Pleased With XVL Results
“Introducing Lattice Technology’s XVL solution has resulted in motivation to change the workflow of the assembly process and work instructions,” said Masashi Kawamoto, Development Management Division at MAM. Kawamoto went on to say that feedback from assembly process designers has been positive. “They are pleased with the innovation of the XVL solution.”
XVL is now a crucial tool for the assembly process designers at MAM. Digital documentation of the assembly process was adopted without any difficulties. Using XVL, work instructions (attached to part geometry and animations) can be easily added. Lattice Technology offers multiple choices for consuming the interactive 3D and associated information such as work instructions. These choices include Microsoft® Excel®, interactive web pages and a browser-based Windows® application. MAM uses the free add-on for Microsoft Excel (see Figure 3 below). When viewing the assembly in Excel, the part name is selected and the matching part in the 3D model is highlighted.

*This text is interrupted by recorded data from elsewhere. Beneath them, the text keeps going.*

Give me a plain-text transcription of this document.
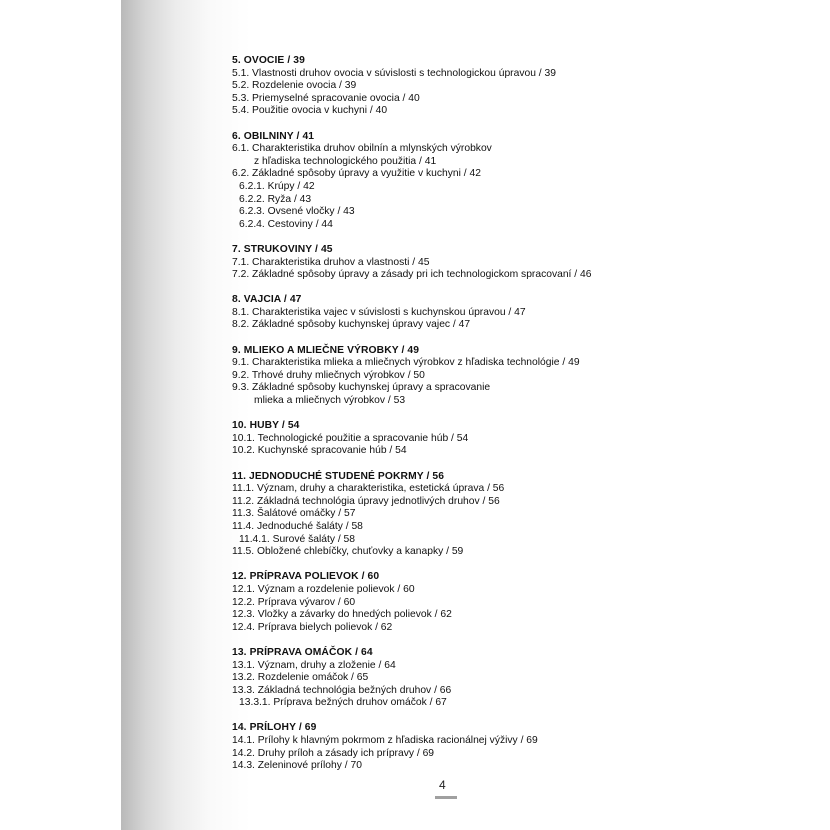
5. OVOCIE / 39
5.1. Vlastnosti druhov ovocia v súvislosti s technologickou úpravou / 39
5.2. Rozdelenie ovocia / 39
5.3. Priemyselné spracovanie ovocia / 40
5.4. Použitie ovocia v kuchyni / 40
6. OBILNINY / 41
6.1. Charakteristika druhov obilnín a mlynských výrobkov
z hľadiska technologického použitia / 41
6.2. Základné spôsoby úpravy a využitie v kuchyni / 42
6.2.1. Krúpy / 42
6.2.2. Ryža / 43
6.2.3. Ovsené vločky / 43
6.2.4. Cestoviny / 44
7. STRUKOVINY / 45
7.1. Charakteristika druhov a vlastnosti / 45
7.2. Základné spôsoby úpravy a zásady pri ich technologickom spracovaní / 46
8. VAJCIA / 47
8.1. Charakteristika vajec v súvislosti s kuchynskou úpravou / 47
8.2. Základné spôsoby kuchynskej úpravy vajec / 47
9. MLIEKO A MLIEČNE VÝROBKY / 49
9.1. Charakteristika mlieka a mliečnych výrobkov z hľadiska technológie / 49
9.2. Trhové druhy mliečnych výrobkov / 50
9.3. Základné spôsoby kuchynskej úpravy a spracovanie
mlieka a mliečnych výrobkov / 53
10. HUBY / 54
10.1. Technologické použitie a spracovanie húb / 54
10.2. Kuchynské spracovanie húb / 54
11. JEDNODUCHÉ STUDENÉ POKRMY / 56
11.1. Význam, druhy a charakteristika, estetická úprava / 56
11.2. Základná technológia úpravy jednotlivých druhov / 56
11.3. Šalátové omáčky / 57
11.4. Jednoduché šaláty / 58
11.4.1. Surové šaláty / 58
11.5. Obložené chlebíčky, chuťovky a kanapky / 59
12. PRÍPRAVA POLIEVOK / 60
12.1. Význam a rozdelenie polievok / 60
12.2. Príprava vývarov / 60
12.3. Vložky a závarky do hnedých polievok / 62
12.4. Príprava bielych polievok / 62
13. PRÍPRAVA OMÁČOK / 64
13.1. Význam, druhy a zloženie / 64
13.2. Rozdelenie omáčok / 65
13.3. Základná technológia bežných druhov / 66
13.3.1. Príprava bežných druhov omáčok / 67
14. PRÍLOHY / 69
14.1. Prílohy k hlavným pokrmom z hľadiska racionálnej výživy / 69
14.2. Druhy príloh a zásady ich prípravy / 69
14.3. Zeleninové prílohy / 70
4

Users can also save view information such as the orientation, layout, and camera angle of a 3D model. This feature, called Snapshot, is capable of restoring the position of a 3D model with only one click. Users can optimize their work instructions by creating snapshots that suit their purpose (Figure 3).

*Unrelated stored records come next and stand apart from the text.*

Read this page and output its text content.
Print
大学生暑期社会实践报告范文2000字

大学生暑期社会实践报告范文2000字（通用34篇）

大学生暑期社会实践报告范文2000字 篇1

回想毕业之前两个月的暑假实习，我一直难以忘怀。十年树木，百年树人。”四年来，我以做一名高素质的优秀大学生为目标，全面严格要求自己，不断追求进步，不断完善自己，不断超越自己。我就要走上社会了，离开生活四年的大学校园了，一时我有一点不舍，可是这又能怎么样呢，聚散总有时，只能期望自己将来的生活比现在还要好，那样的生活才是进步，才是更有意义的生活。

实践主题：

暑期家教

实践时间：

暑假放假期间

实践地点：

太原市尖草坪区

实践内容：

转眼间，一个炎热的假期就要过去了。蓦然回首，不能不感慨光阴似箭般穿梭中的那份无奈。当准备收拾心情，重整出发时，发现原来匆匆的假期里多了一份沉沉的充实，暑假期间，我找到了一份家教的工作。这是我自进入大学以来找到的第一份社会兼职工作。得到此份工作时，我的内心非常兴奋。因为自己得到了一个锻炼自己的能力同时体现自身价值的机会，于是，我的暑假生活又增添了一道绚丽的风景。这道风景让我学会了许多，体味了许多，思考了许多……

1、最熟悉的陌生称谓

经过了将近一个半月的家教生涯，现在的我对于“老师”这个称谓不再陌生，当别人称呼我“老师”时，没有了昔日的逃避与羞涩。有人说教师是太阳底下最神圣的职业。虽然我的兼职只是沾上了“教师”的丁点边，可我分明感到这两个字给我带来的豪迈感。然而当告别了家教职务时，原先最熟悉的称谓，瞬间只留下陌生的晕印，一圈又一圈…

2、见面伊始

Accepting change is difficult for every organization. However, by choosing the Excel option for distributing 3D models and associated data, the new process was accepted very well. If the new method had changed the entire structure of the previous work flow, the engineers at MAM may not have been as eager to implement XVL.
Continuing to use Excel for documenting work instructions has contributed to dramatically changing the workflow of the assembly process. Kawamoto concluded, “Workers might think that introducing XVL was a small change; however, when you focus on the importance of accurate work instructions, delivered with a tool that people are accustomed to using, you will realize that XVL has brought great change.” The change to use XVL in combination with Excel has allowed concurrent engineering to be realized at MAM. This new workflow allows MAM to bring new products to market faster.